In this particular case, VIX futures have been up in anticipation of a close French election where a far left or far right candidate might garner enough votes to cause a run off election. The proof of this was the selloff in French government bonds relative to German bonds. This possibility would result in a questionable future for the EU as a whole traders believed, after Brexit, since France might decide to modify it's relationship with that body as well.
The issue for traders was they were buying the wrong futures contract! If they were buying /vx it seems they were loading up on April contracts, which expired on the 18th. The election --and for that matter the debt ceiling stuff in the US, the OTHER event which could cause major market turmoil--took place after this contract expired, on the 23 (debt ceiling 29th btw). SO...one would reasonably expect the April contract to decline relative to the May contract by expiration. That is exactly what happened, and a trade selling the April contract while buying the May contract was a profitable one.

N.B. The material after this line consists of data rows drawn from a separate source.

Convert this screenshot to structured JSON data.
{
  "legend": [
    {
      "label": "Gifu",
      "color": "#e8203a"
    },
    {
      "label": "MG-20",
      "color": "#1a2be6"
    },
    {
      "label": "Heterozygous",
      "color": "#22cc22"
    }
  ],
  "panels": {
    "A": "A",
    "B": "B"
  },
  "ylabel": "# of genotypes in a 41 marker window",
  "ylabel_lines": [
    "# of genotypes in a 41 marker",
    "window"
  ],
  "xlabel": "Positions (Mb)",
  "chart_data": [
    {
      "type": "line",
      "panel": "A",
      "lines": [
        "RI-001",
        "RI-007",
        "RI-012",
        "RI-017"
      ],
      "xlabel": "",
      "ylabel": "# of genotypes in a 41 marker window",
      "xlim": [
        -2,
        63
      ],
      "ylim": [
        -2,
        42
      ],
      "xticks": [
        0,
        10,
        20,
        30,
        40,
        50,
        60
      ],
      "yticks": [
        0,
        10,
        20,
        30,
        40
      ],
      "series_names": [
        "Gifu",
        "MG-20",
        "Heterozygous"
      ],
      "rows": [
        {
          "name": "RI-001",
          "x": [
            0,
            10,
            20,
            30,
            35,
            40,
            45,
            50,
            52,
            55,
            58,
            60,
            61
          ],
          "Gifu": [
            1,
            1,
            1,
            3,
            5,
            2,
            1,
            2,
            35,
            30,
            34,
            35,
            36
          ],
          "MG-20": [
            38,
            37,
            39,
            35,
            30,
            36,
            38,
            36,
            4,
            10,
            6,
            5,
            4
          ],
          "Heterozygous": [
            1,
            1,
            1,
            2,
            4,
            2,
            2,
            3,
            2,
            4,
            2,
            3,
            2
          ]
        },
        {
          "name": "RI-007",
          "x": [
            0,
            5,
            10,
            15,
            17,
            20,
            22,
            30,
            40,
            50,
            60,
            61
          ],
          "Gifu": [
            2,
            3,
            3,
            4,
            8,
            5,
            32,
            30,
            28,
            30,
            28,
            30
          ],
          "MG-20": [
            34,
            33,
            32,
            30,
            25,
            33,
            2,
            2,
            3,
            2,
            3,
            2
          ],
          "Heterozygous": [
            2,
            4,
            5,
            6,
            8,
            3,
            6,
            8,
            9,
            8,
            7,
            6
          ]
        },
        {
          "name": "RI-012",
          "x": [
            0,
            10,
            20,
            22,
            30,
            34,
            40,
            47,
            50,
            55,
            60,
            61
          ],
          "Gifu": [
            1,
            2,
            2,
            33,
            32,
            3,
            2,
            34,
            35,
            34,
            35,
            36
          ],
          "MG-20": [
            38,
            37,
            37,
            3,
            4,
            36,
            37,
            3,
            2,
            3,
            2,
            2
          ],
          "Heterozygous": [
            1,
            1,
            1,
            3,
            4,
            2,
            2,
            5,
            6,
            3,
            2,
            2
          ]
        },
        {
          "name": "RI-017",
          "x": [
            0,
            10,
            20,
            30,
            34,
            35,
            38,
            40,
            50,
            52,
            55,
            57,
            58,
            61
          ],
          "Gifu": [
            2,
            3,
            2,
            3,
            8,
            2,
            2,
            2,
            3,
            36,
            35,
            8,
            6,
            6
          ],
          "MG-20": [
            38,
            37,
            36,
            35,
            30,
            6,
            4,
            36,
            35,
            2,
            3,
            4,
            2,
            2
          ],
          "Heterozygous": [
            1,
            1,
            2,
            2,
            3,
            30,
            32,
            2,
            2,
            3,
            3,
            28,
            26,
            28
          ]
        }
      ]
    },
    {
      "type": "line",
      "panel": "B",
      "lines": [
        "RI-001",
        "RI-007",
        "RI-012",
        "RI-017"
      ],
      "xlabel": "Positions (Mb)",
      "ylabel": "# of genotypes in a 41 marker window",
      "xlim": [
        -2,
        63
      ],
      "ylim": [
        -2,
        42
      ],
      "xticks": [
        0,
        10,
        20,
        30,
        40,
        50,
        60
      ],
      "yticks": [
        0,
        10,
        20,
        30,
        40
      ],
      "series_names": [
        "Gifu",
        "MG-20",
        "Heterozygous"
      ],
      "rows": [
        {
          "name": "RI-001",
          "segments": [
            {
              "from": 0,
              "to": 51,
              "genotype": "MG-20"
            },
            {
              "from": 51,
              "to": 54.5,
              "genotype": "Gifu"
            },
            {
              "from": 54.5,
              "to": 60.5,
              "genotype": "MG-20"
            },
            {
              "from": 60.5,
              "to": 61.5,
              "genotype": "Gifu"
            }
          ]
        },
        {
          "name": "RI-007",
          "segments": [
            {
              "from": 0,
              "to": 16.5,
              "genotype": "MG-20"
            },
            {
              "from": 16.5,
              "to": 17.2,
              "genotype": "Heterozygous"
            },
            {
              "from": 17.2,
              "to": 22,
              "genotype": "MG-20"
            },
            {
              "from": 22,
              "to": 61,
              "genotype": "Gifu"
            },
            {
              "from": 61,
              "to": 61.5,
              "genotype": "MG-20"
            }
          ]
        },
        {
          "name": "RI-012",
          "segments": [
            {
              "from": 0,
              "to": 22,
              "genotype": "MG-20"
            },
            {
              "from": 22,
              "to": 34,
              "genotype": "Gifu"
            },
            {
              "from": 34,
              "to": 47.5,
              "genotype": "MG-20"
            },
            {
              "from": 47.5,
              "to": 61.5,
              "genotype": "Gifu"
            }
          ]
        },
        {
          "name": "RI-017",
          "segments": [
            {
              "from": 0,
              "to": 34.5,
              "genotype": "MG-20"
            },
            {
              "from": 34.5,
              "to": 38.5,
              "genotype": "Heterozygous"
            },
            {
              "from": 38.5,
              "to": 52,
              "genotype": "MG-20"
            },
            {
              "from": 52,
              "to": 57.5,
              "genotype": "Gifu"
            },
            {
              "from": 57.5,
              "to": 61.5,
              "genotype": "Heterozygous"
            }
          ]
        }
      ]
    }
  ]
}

The following is the situation on April 13th. Backwardation of 9% occured on April 11th...this is when it peaked, futures continued to rise for 2 days afterwards however.
To trade this, wait until the backwardation peaks and begins to decline, because you never know how high it'll go!
UPDATE: The French election WAS clearly the cause of this aforementioned strange pricing...vix futures snapped back into deep cotango after round 1 results were to the market's liking.